Abstract 618: Sympathetic Nervous System-Mediated Low Frequency Fluctuations in Blood Pressure are Independent of Baroreflex Modulation in Autonomic Failure

Abstract

Autonomic cardiovascular regulation involves sympathetic rhythms that contribute to blood pressure fluctuations in the low frequency range. It has been suggested that fluctuations in sympathetic vasomotor tone reflect a resonance phenomenon due to interplay between the vasculature and baroreflex. Alternatively, this could reflect an intrinsic rhythm of pacemaker neurons. To dissect the autonomic origin of this cardiovascular rhythm, we studied autonomic failure patients with loss of baroreflex buffering. We hypothesized that if this rhythm originates in pacemaker neurons, it would be present in multiple systems atrophy (MSA) patients in whom residual sympathetic tone is intact but not regulated by the baroreflex, and absent in pure autonomic failure (PAF) patients with postganglionic sympathetic denervation. We studied 28 MSA and 34 PAF patients with severe autonomic impairment and neurogenic orthostatic hypotension. Low-frequency systolic blood pressure variability (LFSBP), an index of sympathetic modulation of vasomotor tone, and baroreflex sensitivity (BRS) were assessed by spectral analysis of continuous blood pressure and heart rate recordings.

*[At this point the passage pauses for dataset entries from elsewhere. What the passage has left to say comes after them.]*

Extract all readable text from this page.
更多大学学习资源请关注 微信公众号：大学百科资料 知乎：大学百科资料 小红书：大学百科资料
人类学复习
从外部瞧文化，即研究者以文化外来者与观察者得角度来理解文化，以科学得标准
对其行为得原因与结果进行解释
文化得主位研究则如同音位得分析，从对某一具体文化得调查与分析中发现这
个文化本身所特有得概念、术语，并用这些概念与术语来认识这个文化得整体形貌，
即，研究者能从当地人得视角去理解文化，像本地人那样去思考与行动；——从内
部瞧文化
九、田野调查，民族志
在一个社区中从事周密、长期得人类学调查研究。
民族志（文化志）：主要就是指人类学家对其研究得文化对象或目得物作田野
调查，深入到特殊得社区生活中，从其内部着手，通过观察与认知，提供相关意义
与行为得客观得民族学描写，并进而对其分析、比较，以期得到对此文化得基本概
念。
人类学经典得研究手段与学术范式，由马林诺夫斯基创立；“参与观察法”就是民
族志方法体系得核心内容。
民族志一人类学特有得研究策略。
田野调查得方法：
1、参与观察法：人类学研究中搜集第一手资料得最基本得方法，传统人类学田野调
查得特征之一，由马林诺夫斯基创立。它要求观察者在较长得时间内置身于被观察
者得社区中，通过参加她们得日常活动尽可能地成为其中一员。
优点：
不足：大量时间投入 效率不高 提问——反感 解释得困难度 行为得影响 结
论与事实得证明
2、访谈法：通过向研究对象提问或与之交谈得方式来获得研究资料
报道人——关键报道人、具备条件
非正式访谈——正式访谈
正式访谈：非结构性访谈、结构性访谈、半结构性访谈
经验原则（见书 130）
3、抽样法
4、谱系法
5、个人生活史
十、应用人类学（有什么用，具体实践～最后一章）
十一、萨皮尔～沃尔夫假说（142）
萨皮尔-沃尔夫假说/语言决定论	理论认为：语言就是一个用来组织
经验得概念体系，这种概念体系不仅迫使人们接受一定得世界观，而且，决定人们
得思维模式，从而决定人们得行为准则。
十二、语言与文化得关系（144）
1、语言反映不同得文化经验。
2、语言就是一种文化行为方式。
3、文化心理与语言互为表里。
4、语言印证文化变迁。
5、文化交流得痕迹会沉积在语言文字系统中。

MSA patients had higher LFSBP during supine rest compared with PAF patients (3.3±0.5 versus 1.5±0.2 mmHg2, respectively; p=0.003), despite similarly low BRS (3.6±0.6 PAF versus 4.3±0.7 msec/mmHg MSA; p=0.380). LFSBP was higher in MSA patients with supine hypertension compared with normotensive patients (4.1±0.6 versus 2.3±0.6 mmHg2; p=0.041), with no differences in PAF patients (1.5±0.2 hypertensive versus 1.6±0.3 mmHg2 normotensive, respectively; p=0.984). These findings suggest that LFSBP is driven by an intrinsic rhythm originating in central sympathetic pathways in MSA patients, independent of baroreflex-mediated blood pressure fluctuations. The precise origin of this rhythm is unclear but may include central pacemaker neurons, spinal cord neurons or loops, or hormonal mechanisms. In addition, LFSBP is higher in MSA patients with sympathetically-mediated hypertension, but low and fixed in PAF patients with sympathetic-independent hypertension. Overall, these findings provide new insight into neural regulatory mechanisms involved in blood pressure control.